Continuing the story, Sunday the 10th was our last day in Nazareth. Sickness began and little did I know it would worsen! Thanks to jetlag, Megan and I woke up early and decided to walk around the city a little after sunrise and take more photos. We took photos of an trashed couch covered in snow, photos of harsh shadows, and even with a local barber. After a bit of breakfast, which by this time, was getting a little less continental (I only opted for yogurt, coffee, and some lemony tea), we were off to Jerusalem with a few different stops along the way.

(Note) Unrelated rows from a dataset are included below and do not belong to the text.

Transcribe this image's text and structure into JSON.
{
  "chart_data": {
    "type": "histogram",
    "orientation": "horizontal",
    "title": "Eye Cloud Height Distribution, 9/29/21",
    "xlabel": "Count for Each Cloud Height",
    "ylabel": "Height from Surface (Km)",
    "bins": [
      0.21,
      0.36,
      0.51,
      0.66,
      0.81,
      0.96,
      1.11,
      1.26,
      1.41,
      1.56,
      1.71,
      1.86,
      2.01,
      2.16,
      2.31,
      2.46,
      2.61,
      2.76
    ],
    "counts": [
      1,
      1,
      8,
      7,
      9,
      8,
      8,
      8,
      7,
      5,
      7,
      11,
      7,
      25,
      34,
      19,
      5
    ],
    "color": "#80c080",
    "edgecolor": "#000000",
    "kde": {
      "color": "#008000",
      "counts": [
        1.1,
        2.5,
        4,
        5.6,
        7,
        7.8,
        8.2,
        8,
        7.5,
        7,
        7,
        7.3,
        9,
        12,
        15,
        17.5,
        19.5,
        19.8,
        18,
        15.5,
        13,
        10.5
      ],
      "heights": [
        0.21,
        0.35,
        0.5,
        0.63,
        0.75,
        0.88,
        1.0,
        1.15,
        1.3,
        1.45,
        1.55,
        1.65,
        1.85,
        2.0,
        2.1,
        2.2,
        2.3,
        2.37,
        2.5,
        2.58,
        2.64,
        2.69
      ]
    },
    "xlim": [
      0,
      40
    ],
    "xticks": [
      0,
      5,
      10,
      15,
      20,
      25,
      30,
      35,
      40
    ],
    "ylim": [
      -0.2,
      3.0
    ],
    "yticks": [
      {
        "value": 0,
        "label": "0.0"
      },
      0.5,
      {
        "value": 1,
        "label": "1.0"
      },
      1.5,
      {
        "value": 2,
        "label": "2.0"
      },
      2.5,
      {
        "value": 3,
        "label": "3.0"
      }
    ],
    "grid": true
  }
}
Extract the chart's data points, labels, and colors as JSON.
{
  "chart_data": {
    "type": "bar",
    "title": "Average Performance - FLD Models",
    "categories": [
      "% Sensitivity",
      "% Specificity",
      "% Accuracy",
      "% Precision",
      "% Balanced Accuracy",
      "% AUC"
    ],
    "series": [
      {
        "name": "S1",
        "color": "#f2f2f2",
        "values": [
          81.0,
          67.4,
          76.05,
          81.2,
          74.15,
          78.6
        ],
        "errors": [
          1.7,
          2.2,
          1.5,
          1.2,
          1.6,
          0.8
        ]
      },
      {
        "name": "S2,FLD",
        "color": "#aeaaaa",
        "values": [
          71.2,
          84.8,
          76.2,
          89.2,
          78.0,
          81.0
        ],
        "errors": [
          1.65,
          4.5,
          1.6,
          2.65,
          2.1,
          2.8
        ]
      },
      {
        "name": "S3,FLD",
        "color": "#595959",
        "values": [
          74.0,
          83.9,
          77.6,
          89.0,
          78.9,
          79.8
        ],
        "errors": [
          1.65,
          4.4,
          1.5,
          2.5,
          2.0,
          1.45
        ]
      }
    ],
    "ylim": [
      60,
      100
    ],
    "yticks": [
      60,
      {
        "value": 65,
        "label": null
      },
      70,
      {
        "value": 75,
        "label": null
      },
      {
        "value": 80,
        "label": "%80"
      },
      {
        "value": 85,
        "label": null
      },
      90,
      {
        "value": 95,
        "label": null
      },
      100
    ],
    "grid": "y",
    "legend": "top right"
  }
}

We first stopped at Acre / Akko / Akka. As you can see it goes by many names. It is a coastal city which has a ton of history from the Bronze Age through the Phoenicians, lived through the Greeks and Romans, to the Ottomans, Islamic era, Crusader period, etc. etc. Probably not in that exact order. Since this is not an all-encompassing history blog (sometimes I wish), I encourage you read about Acre because as dead as the city was when we visited, it really was incredibly interesting. Since this day marks the start of my sickness, I will never forget buying a grapefruit/orange juice from a street vendor and seeing it juiced the old fashion way, feeling sooo good for my throat. We explored the ruins and tunnels and made our way to a short view of the Mediterranean. Even saw a cat and decided to be meta once again with pictures of us taking pictures of us taking pictures of us… (first meta photo was photo of bakclava on bakclava on bakclava).
Since we were already close to Haifa, the destination to meet our next speaker, we stopped at a Monastery called Stella Maris, grabbed some coffee and took a few photos. Besides the cool sights, drives, and history, our highlight today was speaking with Jameel Shehade and his Austrian mother, Agnes, at the House of Grace. They have been in charge of the halfway house for former prisoners and troubled youth since his father started it long ago in the awesome port city of Haifa. Amidst this conflict, it was so inspiring to see how they accepted everyone of all types of ethnicities, religions and political affiliations. The one thing that they cared about was taking care of others and showing them love. It was such a simple message that showed how resolving conflict requires seeing the humanity in others. Yet another inspiring story about how peace is possible. These little stories and miracles give one so much hope although the bigger story is such a complicated one to extract.
After than emotional rollercoaster of Q&A and storytelling, we grabbed falafel, simply stuffed with cucumber, lettuce, tomato, and a cream sauce for lunch and it was delicious. I don’t remember the name of the place, but it was the falafel place across Michelle’s Falafel. Sorry Michelle.
It’s too bad we couldn’t stay in Haifa for long, but on the road, we were able stop by the Aquaducts at Caesarea. Yup, the ones that Herod built to honor Augustus Caesar. From what I remember, it was pretty cold, but I couldn’t leave without just putting my feet in. It was so crazy looking at the structures and the ocean as the sun started to set. Also quick side note. While writing this, I had these big historical questions between who was who and who was more powerful and who would win in a fight between Alexander and Julius and Octavian and I decided that since they are all dead, I can’t dwell too much on all of that.
We then made it to Jerusalem. So cool. You think Israel is tiny, but the diversity from town to town is insane. Picture Jerusalem as DC (diversity in state of mind, political hot spot) Nazareth, in my opinion was more quaint, quieter, unified. Tel Aviv is modern, a Miami if you will.
Before dinner, we had a little bit of free time where some of us were able to walk around Old Town Jerusalem and passing through the different quarters, Muslim, Christian, Jewish, Armenian, you can already feel a little bit of tension. We entered through the Damascus Gate, treaded with caution on the slippery cobblestone paths, and it was a really crazy experience seeing the Western/Wailing Wall and watching the Jews split up into men and women sides and pray. Notes were stuffed into the walls, hair was covered, and nearly everyone walked backwards after they were done.
Our hotel was really cool too. It was an old palace converted into a hotel and we ate in this room that felt like where Knights of the Round (or in this case, very long and rectangular) Table should be eating. The usual goodies were served: lamb, fries, salads, and hummus, but what stood out the most was the delicious little ‘croqueta’ – like pieces of heaven.
Tomorrow would be our lunch with the Jewish Rabbi and trying out Maqluba for the first time.